La idea había partido de Araquistáin y contaba con la aprobación del presidente del Gobierno, Largo Caballero. La ayuda rusa era insuficiente y Francia y Reino Unido no querían saber nada de la deriva revolucionaria del bando republicano. En enero de 1937, la República perdía la guerra y solo quedaba una salida. Usando las propias palabras del viejo socialista, aquello era «el huevo de Colón». El embajador envió una carta a Caballero y se lo dijo claramente: «Creo que es la única solución: hay que comprar la no intervención en España». Cuando recibió luz verde, contactó con su homólogo italiano en Londres, Dino Grandi, y concertaron una reunión. Araquistáin bautizó la operación con el alias de su mejor agente, «Schulmeister», que quedó encargado de la negociación. El apodo lo había copiado de un agente doble austríaco que trabajó para Napoleón.

Los dos espías llegaron a Mónaco en poco más de media hora. Sortearon las colinas y descendieron sus pendientes convertidas en lujosas calles. A la izquierda, el Casino de Montecarlo, el más famoso del mundo, y enfrente, el paseo marítimo cargado de tiendas y cafés representativos de la opulencia europea. El ambiente era de una insólita frivolidad ante el conflicto español y la amenaza de guerra mundial. Fiestas, risas, tranquilidad, felicidad… Qué lejos quedaban los bombardeos de Madrid y la Barcelona revolucionaria.

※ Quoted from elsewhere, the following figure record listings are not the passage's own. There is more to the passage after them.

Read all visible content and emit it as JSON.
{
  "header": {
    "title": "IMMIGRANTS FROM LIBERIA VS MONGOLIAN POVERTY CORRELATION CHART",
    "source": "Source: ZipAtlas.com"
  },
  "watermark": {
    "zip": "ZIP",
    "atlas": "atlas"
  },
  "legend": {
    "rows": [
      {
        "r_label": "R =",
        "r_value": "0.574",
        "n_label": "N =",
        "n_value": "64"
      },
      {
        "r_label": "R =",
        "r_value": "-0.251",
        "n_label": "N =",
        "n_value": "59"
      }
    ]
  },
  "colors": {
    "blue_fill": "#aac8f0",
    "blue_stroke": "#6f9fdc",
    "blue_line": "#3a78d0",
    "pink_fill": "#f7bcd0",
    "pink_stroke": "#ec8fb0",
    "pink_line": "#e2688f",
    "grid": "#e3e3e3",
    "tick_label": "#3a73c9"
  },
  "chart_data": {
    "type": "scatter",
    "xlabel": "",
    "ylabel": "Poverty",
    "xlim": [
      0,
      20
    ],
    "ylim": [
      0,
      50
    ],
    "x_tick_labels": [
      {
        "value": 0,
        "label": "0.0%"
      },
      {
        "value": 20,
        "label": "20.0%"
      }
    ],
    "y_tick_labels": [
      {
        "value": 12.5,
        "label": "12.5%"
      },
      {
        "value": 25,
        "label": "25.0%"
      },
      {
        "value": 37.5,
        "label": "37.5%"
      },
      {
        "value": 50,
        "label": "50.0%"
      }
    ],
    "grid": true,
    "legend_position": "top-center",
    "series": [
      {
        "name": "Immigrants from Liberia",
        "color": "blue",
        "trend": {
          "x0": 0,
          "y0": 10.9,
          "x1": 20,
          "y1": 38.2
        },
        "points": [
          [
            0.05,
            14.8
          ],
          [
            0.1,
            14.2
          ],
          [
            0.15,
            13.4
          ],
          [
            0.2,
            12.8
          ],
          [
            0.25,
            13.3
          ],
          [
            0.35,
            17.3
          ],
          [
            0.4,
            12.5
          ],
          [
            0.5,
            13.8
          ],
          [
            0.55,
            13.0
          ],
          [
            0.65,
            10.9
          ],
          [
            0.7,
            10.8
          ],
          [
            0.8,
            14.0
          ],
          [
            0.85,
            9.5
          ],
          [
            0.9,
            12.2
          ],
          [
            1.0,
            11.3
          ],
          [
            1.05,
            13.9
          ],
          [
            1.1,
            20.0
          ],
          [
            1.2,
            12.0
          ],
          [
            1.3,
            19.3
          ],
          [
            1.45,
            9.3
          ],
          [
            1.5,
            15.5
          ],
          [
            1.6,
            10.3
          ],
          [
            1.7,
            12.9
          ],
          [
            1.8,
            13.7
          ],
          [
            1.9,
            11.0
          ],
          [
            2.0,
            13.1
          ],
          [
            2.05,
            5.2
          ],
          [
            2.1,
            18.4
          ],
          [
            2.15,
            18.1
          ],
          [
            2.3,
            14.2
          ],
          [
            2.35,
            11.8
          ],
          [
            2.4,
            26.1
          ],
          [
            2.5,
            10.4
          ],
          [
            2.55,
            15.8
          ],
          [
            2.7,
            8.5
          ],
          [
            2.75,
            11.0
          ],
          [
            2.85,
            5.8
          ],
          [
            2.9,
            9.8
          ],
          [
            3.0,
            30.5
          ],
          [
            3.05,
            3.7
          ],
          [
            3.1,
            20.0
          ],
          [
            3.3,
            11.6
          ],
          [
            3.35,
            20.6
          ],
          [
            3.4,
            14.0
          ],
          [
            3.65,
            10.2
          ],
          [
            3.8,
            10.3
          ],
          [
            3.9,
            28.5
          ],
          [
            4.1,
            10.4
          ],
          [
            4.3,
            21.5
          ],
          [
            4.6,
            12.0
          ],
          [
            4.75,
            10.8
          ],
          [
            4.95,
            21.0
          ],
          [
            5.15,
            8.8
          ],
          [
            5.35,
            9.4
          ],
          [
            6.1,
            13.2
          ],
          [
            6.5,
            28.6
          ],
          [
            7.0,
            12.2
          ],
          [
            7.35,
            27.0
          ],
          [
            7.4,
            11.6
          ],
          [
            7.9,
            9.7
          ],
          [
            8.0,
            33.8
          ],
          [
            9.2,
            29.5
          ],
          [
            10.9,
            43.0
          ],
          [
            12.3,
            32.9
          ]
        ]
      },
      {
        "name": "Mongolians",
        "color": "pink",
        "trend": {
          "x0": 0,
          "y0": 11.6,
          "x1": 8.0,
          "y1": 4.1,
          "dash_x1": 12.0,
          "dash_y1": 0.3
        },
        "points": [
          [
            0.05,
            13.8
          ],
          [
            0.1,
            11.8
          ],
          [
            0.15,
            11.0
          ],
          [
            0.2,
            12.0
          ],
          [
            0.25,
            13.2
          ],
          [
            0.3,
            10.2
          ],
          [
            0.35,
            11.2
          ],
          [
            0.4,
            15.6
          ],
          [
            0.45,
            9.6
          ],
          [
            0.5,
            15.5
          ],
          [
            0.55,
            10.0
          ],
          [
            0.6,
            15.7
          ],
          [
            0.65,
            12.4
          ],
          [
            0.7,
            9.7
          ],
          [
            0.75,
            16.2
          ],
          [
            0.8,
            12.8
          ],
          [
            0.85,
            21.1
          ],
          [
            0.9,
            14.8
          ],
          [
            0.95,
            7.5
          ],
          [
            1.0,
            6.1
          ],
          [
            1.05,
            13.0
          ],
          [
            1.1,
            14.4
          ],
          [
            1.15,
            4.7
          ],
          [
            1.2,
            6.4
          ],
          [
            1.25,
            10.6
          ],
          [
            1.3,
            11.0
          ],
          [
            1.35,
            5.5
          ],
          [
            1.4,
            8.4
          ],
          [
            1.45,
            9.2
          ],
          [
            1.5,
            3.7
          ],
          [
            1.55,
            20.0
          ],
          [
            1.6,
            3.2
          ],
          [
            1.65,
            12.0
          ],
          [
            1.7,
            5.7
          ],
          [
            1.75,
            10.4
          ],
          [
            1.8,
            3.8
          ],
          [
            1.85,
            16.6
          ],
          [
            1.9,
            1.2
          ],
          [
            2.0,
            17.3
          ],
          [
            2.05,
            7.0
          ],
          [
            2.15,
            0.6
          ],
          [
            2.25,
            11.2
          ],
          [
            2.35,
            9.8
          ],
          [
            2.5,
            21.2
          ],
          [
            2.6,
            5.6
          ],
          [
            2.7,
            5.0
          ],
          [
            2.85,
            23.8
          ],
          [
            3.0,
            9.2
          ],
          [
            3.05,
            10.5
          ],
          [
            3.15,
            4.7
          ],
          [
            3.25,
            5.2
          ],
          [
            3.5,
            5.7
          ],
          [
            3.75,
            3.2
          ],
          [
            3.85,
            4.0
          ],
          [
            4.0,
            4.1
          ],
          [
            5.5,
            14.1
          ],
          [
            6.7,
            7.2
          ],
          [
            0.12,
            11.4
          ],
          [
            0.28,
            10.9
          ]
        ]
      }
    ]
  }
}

El italiano propuso detener el coche en el mismo paseo, frente a un tea-room llamado Vecchia Firenze. El local era estrecho y alargado, con dos filas de mesas, sillas de colores y cocina al fondo. A esa hora solo había una familia francesa tratando de que los hijos se acabaran una pizza. Eligieron el lugar más reservado: la mesa del fondo. El camarero solo hablaba francés, pero, al percatarse de su acento, acertó a saludarlos en español. Chapiro pidió un té y su interlocutor un café y un vaso de agua.

—Antes de nada, quiero decirle que estoy al corriente de todo —comenzó avisando el agente de Mussolini—. Me es indiferente si alguno de sus ministros no está al tanto. Le creo capaz de llevar a cabo el proyecto. Conozco sus amistades.

—Perfecto. Eso nos ahorrará tiempo —contestó Chapiro disimulando su inquietud.

—Le advierto de que esta discusión no responde a ningún temor o duda sobre el resultado de la guerra. La victoria será de Franco. Italia se ha comprometido a fondo y el Duce no es un hombre que ceda. Si hemos acudido a esta cita, es para saber si podemos concluirla antes y con menos gasto.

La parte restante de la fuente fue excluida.